In the evening, I used to tuck the small boxes into my schoolbag. I would refuse to let my mother sell the bag at the end of the summer like she did at the beginning of every school year. But I didn’t completely fill the bag with boxes. I had to leave some space. A space the size of the sleeve of a sweater. I’m not talking about the sleeve of my sweater, but the sleeve of Nazmi’s sweater. Nazmi, who was perhaps my friend and perhaps not. What I do know is that Nazmi was three or four years older than me, and after I tucked the boxes in the bag, I was sure that the empty space left was the size of his hand. Every day, I kept saying to myself, Today. Today I will let him take the first box from the bag.
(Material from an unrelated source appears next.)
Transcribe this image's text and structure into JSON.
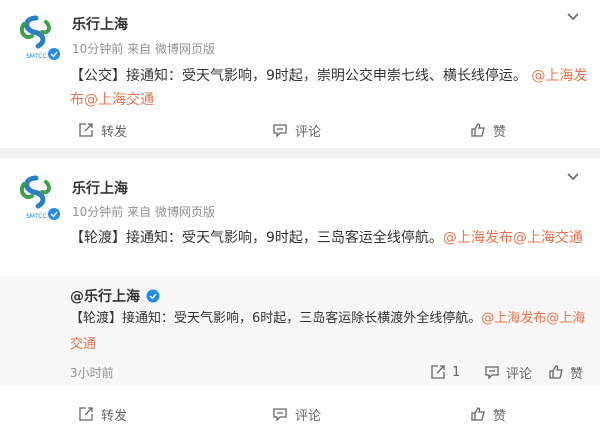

But I didn’t follow through on my decision after all. I didn’t trust Nazmi’s ability to control his strength, especially when he was excited. What if his hand broke the box while removing it from the bag? Shattered it into fragments? We would fight. Nazmi would be angry and feel sorry for me, and he would kneel in front of the building’s entrance and hit his head against the edge of the cement until it bled. As usual, children his own age would circle around him and make fun of him. I was really afraid of the sight of blood. Even before the war came down onto our street overlooking the sea. It dates back to the time I saw Zuhayr, the son of the vegetable seller, covered in blood after he fell from the chains of the spinning electric swing in the amusement park. Nazmi didn’t apologize. Because no one taught him that when we make a mistake we apologize. But we knew it. Everyone in the neighborhood knew it. When he made a mistake, he would do everything he could to convince us that it wouldn’t happen again. So the next time Nazmi would insist on taking the first box out of the bag, but I was sure that he — like the time before — would crush it in his strong hand like a cookie. Because I really loved him, I didn’t want Nazmi to hit his head on the cement and cry. I really did love him. But I feared for the boxes. I couldn’t show him my love because I feared for the boxes. Because Nazmi didn’t only get attached to people quickly, but also their things.

One Tuesday evening, I put all the small wooden boxes in my bag. I climbed up to the roof of the building. The sky was clear and smooth. I smiled, saying to myself, There’s no mucus tonight. We used to consider the clouds a collection of strips of mucus. So I thought: We can choose an endless number of stars so that we can leave some for the next day. I waited for Nazmi. But after many hours, the stars started getting bigger, inflating, swelling up. They became faces. They moved from one side of the sky to the other. I was no longer able to follow how they flowed through the sky. They used to bump into each other like marbles. Giant marbles. And they emitted terrible sounds. They split open the edge of the roof and the flimsy aluminum antennas, which we used to bend on purpose as revenge against the neighbors who treated Nazmi badly when he delivered gas canisters to them. Indeed, even the Ferris wheel at the amusement park started shaking to the right and left like a giant coin. It was lit up. But I didn’t leave. I opened the bag and looked at the boxes. Then I looked again at the stars. I measured them. Lengthwise and then crosswise. From where I was standing on the rooftop. I only used two fingers. That was the latest method I’d discovered to measure the size of the stars.